Да, жестоко. Но эта жестокость исключает ведь и жалость к себе, требует требовать прежде всего с себя, а это и есть то самое мужество, которое так восхищало тебя в певцах мусорных баков. Но ты слишком добрая и хорошая девочка, чтобы это принять в жизни, а не в искусстве. Ты даже называешь грязным свое тайное желание, чтобы в авиационной катастрофе вместо тебя погиб кто-то другой. И вместе с тем мысли о смерти наполняют тебя чувством спокойной боли, приятия неизбежности – как это и было у первых творцов красоты по-американски. И ты с завистью видишь, что у американцев нет нашей надрывной привязанности друг к другу. А я все с тем же изумлением и все с теми же слезами на глазах в стотысячный раз перечитываю твое грандиозное стихотворение, включенное кем-то в твою посмертную книгу.
Я не желаю умереть во сне,
или в наркозе, или без сознанья.
Уйти, как провалиться в душный снег, —
без памяти, без голоса, без знака.
Не надо мне поблажки забытья,
ни снисхождения, ни облегченья.
Не скрою – я всегда страшусь мученья,
но более страшусь незнанья я.
Дай, Господи, мне мужества посметь,
дай страшную, трагическую радость, —
зови, как хочешь – карой иль наградой, —
в сознаньи полном честно встретить смерть.
Я не хочу лететь в конце пути,
словно слепец, не видящий ступеней,
смешно и жалко. Только постепенно
уверенно хочу по ним сойти.
Хочу узнать, кто производит вычет
меня из мира. Что там – тьма иль свет,
хочу следить все грани, все различья
меж тем, что было жизнь, и тем, что будет смерть.

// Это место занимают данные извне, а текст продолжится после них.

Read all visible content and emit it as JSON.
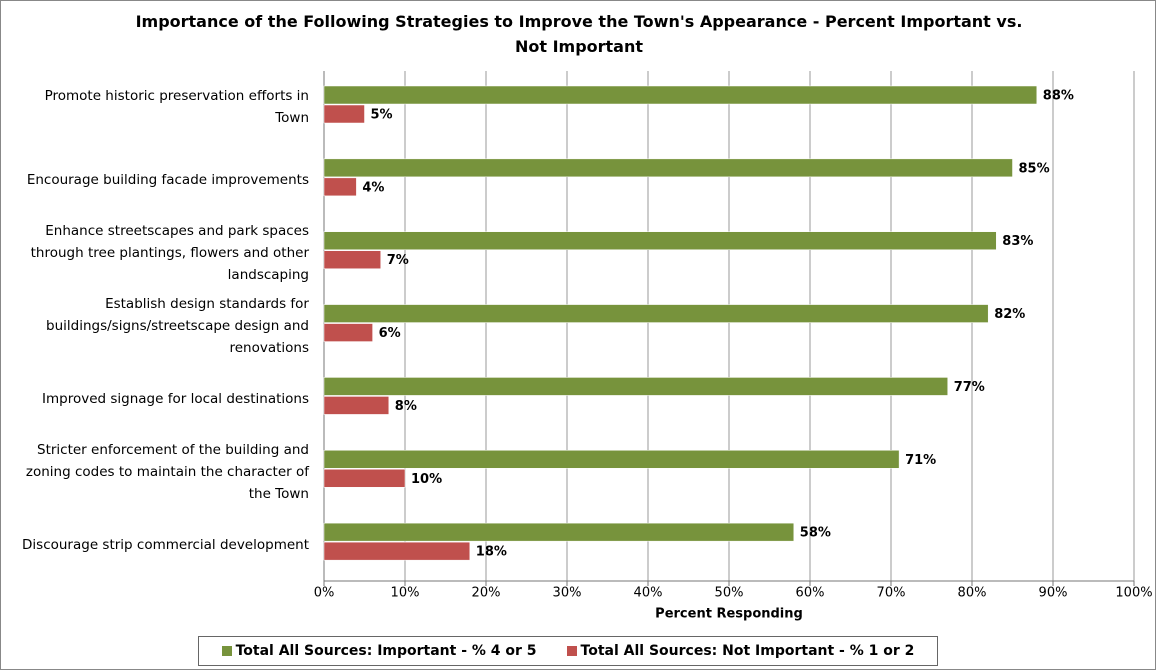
{
  "chart_data": {
    "type": "bar",
    "orientation": "horizontal",
    "title": "Importance of the Following Strategies to Improve the Town's Appearance - Percent Important vs. Not Important",
    "xlabel": "Percent Responding",
    "categories": [
      "Promote historic preservation efforts in Town",
      "Encourage building facade improvements",
      "Enhance streetscapes and park spaces through tree plantings, flowers and other landscaping",
      "Establish design standards for buildings/signs/streetscape design and renovations",
      "Improved signage for local destinations",
      "Stricter enforcement of the building and zoning codes to maintain the character of the Town",
      "Discourage strip commercial development"
    ],
    "series": [
      {
        "name": "Total All Sources: Important - % 4 or 5",
        "color": "#77933c",
        "values": [
          88,
          85,
          83,
          82,
          77,
          71,
          58
        ],
        "value_labels": [
          "88%",
          "85%",
          "83%",
          "82%",
          "77%",
          "71%",
          "58%"
        ]
      },
      {
        "name": "Total All Sources: Not Important - % 1 or 2",
        "color": "#c0504d",
        "values": [
          5,
          4,
          7,
          6,
          8,
          10,
          18
        ],
        "value_labels": [
          "5%",
          "4%",
          "7%",
          "6%",
          "8%",
          "10%",
          "18%"
        ]
      }
    ],
    "xlim": [
      0,
      100
    ],
    "xticks": [
      {
        "value": 0,
        "label": "0%"
      },
      {
        "value": 10,
        "label": "10%"
      },
      {
        "value": 20,
        "label": "20%"
      },
      {
        "value": 30,
        "label": "30%"
      },
      {
        "value": 40,
        "label": "40%"
      },
      {
        "value": 50,
        "label": "50%"
      },
      {
        "value": 60,
        "label": "60%"
      },
      {
        "value": 70,
        "label": "70%"
      },
      {
        "value": 80,
        "label": "80%"
      },
      {
        "value": 90,
        "label": "90%"
      },
      {
        "value": 100,
        "label": "100%"
      }
    ],
    "grid": true,
    "legend": "bottom"
  }
}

И, может быть, в минуты расставанья,
В слабеющем дыханьи бытия —
И цель, и боль, и смысл существованья
с последним вздохом распознаю я.
Я преклоняюсь перед твоею высотой, но всем сердцем уповаю, что Господь, в которого я не верю, отказал в его просьбе прелестному ребенку, просящему о том, о чем он не имеет ни малейшего представления. Я уже много лет пытаюсь внушить себе, что ты умерла без мук – во сне, в наркозе или без сознанья, – иначе бы я не мог жить.
В моей любви к тебе есть и еще одна утешительная сторона: я никогда не видел тебя живой.
По всему бескрайнему пересохшему болоту там-сям валялись окоченевшие дохлые коровы всеми четырьмя копытами вверх, на них изливались большие фиолетовые кляксы, тут же съедавшие их, подобно кислоте. И, проснувшись, Олег первым делом подумал: а какие же, интересно, сны видел Обломов?
«Вот и про Обломова мы, оказывается, ничего не знали… И как прожила свою жизнь Галка, я тоже понятия не имею.